那时最怕的就是下雨,因为一下雨学校里的土坡就变成了一道道“鬼门关”,不知有多少学生在土坡上滑倒,滚了一身的稀泥,回家还要挨顿揍(因为母亲要给他换衣服,洗了还干不了)。不过大家从中也找到了乐趣,每逢下雨天,几处最“险要”的地方经常聚集着一群人,看别人胆战心惊、小心翼翼的通过,一旦有人滑倒,立刻引来一阵快乐的大笑。那时对此有个说法,叫做“考溜冰大学”,如果能平安通过,就是“考”上了。有胆子大的男孩子会借此机会出出风头,只见他张开双臂,两腿微曲,如冲浪一般疾速滑行却不摔倒,观众们便纷纷叫好,他也洋洋自得。其它人也去仿效,结果不幸摔得泥水四溅,引起轰然大笑。我们也去“考”过,在低年级时失败的次数多,挨打也多,到高年级时技艺炉火纯青,基本都成功了。不知道现在重庆的儿童还玩不玩这个游戏。

如果有哪个学生穿着当时十分稀罕的高筒橡胶雨鞋,遇到泥地或浅水坑、别人需要绕行时,他却昂然通过,会引来旁人羡慕的目光。但他们一得意也容易出事,在水坑、溪水里洗雨鞋或者玩水时,一不留神让水灌了满满一鞋筒,有的干脆踩进深水坑里弄成个落汤鸡。

班上的同学中相当一部分是七医大和西南医院的子弟,班上学习成绩居前的基本都是这些人,还有部分高滩岩及周边街道的市民子弟,成绩相对较差,特别是几个农民的后代,每天要赤脚走好几里山路来上学,只是因为父母不许他们不来,不过虽然成绩不好,但他们却不大调皮捣蛋。

有位姓张的男同学,黑黑瘦瘦的,父亲是军医大学奶牛场的饲养员(大学自办的奶牛场,为工作人员和家属提供牛奶)。有一天他直到十点多钟才来上课,老师扳起脸责问他为什么迟到。他低着头一声不吭,旁边一位和他是邻居的同学轻声的回答说:他爸爸早上被牛顶了。老师愕然,我们也都看着他。他仍然低着头坐在那里一声不吭。后来才知道,那天早上奶牛场的奶牛转场,在驱赶奶牛时,他父亲被牛角顶到胸部,送到西南医院后不治身亡。他是去了医院、父亲咽气后才来学校的。一个还不到十岁的孩子突然没了爸爸,这件事给我很大的震撼。

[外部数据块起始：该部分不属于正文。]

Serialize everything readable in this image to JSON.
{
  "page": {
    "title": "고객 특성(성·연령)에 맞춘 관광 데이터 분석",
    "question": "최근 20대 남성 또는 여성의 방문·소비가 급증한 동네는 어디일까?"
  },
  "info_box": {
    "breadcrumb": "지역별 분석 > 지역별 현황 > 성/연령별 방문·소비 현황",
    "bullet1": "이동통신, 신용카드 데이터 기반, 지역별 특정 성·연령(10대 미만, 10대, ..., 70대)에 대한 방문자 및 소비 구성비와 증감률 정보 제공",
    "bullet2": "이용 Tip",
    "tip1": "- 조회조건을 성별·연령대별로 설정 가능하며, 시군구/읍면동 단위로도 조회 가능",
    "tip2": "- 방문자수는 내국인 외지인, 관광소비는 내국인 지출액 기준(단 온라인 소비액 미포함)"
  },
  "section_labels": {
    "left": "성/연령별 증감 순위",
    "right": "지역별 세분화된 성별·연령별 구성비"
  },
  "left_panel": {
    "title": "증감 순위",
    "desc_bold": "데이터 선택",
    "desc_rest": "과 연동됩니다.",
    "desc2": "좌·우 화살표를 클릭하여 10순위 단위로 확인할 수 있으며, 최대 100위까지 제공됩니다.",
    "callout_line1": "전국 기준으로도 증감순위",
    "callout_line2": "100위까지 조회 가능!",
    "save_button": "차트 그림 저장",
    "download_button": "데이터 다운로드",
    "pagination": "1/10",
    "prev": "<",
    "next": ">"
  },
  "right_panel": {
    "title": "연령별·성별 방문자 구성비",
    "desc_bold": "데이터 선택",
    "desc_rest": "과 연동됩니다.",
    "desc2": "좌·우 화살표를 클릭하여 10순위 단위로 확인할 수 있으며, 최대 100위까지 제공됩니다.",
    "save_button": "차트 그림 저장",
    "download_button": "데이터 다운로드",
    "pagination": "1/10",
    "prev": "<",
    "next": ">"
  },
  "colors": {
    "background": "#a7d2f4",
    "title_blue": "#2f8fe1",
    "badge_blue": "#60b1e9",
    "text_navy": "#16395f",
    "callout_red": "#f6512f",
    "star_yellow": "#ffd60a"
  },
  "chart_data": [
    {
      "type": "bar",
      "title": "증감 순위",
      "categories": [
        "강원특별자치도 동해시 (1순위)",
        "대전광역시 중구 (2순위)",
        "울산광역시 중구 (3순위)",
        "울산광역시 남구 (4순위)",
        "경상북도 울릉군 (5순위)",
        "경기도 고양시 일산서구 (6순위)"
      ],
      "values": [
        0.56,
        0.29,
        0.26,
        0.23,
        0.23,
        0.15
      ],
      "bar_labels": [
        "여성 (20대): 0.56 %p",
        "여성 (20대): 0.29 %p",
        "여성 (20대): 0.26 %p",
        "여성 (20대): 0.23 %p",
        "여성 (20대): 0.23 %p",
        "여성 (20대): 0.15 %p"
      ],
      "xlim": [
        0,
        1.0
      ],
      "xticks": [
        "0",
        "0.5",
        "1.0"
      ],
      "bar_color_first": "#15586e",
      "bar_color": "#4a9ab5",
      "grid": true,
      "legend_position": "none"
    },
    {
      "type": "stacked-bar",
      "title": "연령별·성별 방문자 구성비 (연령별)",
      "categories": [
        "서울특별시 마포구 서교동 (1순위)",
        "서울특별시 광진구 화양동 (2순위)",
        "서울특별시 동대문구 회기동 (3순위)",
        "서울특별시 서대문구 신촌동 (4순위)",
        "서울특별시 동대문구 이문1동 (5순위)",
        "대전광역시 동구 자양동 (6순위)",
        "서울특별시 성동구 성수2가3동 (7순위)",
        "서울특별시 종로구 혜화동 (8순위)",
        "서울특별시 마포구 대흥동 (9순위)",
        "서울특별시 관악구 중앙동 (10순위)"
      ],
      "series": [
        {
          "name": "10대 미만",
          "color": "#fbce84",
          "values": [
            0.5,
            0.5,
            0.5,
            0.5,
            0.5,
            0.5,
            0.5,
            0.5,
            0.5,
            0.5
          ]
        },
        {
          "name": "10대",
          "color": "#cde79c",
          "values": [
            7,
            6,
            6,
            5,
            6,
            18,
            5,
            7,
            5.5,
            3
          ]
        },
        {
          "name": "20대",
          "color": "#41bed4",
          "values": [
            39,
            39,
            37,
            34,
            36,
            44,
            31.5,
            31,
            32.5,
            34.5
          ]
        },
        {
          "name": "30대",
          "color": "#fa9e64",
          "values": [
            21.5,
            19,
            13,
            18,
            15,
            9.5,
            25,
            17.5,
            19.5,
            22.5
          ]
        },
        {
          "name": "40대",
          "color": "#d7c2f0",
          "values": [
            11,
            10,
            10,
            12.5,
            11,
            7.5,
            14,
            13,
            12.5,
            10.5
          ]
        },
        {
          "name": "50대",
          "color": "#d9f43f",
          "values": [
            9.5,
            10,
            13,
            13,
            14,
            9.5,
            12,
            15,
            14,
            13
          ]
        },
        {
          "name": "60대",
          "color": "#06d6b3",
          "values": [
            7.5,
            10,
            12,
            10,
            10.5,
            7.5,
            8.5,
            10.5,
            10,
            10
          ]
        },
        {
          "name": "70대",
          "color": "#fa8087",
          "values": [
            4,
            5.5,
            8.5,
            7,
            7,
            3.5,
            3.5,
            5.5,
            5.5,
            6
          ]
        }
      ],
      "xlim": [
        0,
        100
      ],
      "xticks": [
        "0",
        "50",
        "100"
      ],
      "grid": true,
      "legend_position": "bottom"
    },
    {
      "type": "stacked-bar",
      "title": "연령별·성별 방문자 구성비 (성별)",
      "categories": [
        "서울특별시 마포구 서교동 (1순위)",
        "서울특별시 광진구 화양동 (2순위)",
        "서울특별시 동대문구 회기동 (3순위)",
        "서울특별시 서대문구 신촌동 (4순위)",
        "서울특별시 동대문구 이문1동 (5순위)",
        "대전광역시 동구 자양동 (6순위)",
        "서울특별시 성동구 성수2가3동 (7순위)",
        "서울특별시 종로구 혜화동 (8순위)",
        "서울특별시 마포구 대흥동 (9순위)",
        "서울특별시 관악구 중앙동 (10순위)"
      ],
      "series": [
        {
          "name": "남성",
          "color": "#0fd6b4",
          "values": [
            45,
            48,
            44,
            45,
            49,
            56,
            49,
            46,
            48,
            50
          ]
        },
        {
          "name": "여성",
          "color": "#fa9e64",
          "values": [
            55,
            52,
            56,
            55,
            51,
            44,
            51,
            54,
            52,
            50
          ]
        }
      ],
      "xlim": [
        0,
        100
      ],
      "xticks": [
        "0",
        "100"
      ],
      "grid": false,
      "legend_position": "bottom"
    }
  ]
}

班上还有一位女生,姓田,北京人,有一个姐姐,她们是“文革”前夕跟随其父从北京到军医大学、转来我们学校的,跟我同桌了一段时间。那时我们对她那一口北京话羡慕得不得了,她也因此很受女生的追捧。田同学很大方,似乎并没有本地学生那种“男女授受不亲”的忌讳,不但平时经常跟男生交流,还主动邀请我们去她家玩,有一次我和几个男生真的就跟着她一起去了。

她家在大学家属区的最北端(靠近天星桥)的一个山坡边上(下面就是前文提到过的看守所),是一栋单独的小平房。屋子里的情景我记不清了,但客厅墙上悬挂着的一支猎枪我还有印象。她很大方的把枪摘下来给我们把玩,正在这时她姐姐回来了(也就比她大两、三岁的样子),见我们在玩枪,当即板起脸训斥起她来,把她给训哭了(其实她姐姐十分文雅,说的也就是“一点儿也不自觉”之类,跟本地女生比差距可太大了),这让我们很尴尬。于是我们赶紧把枪还给她,然后溜之乎也,从此再也没有去过她家。我们调防离开重庆,她父亲好象没有跟随一起来上海,她们留在了重庆。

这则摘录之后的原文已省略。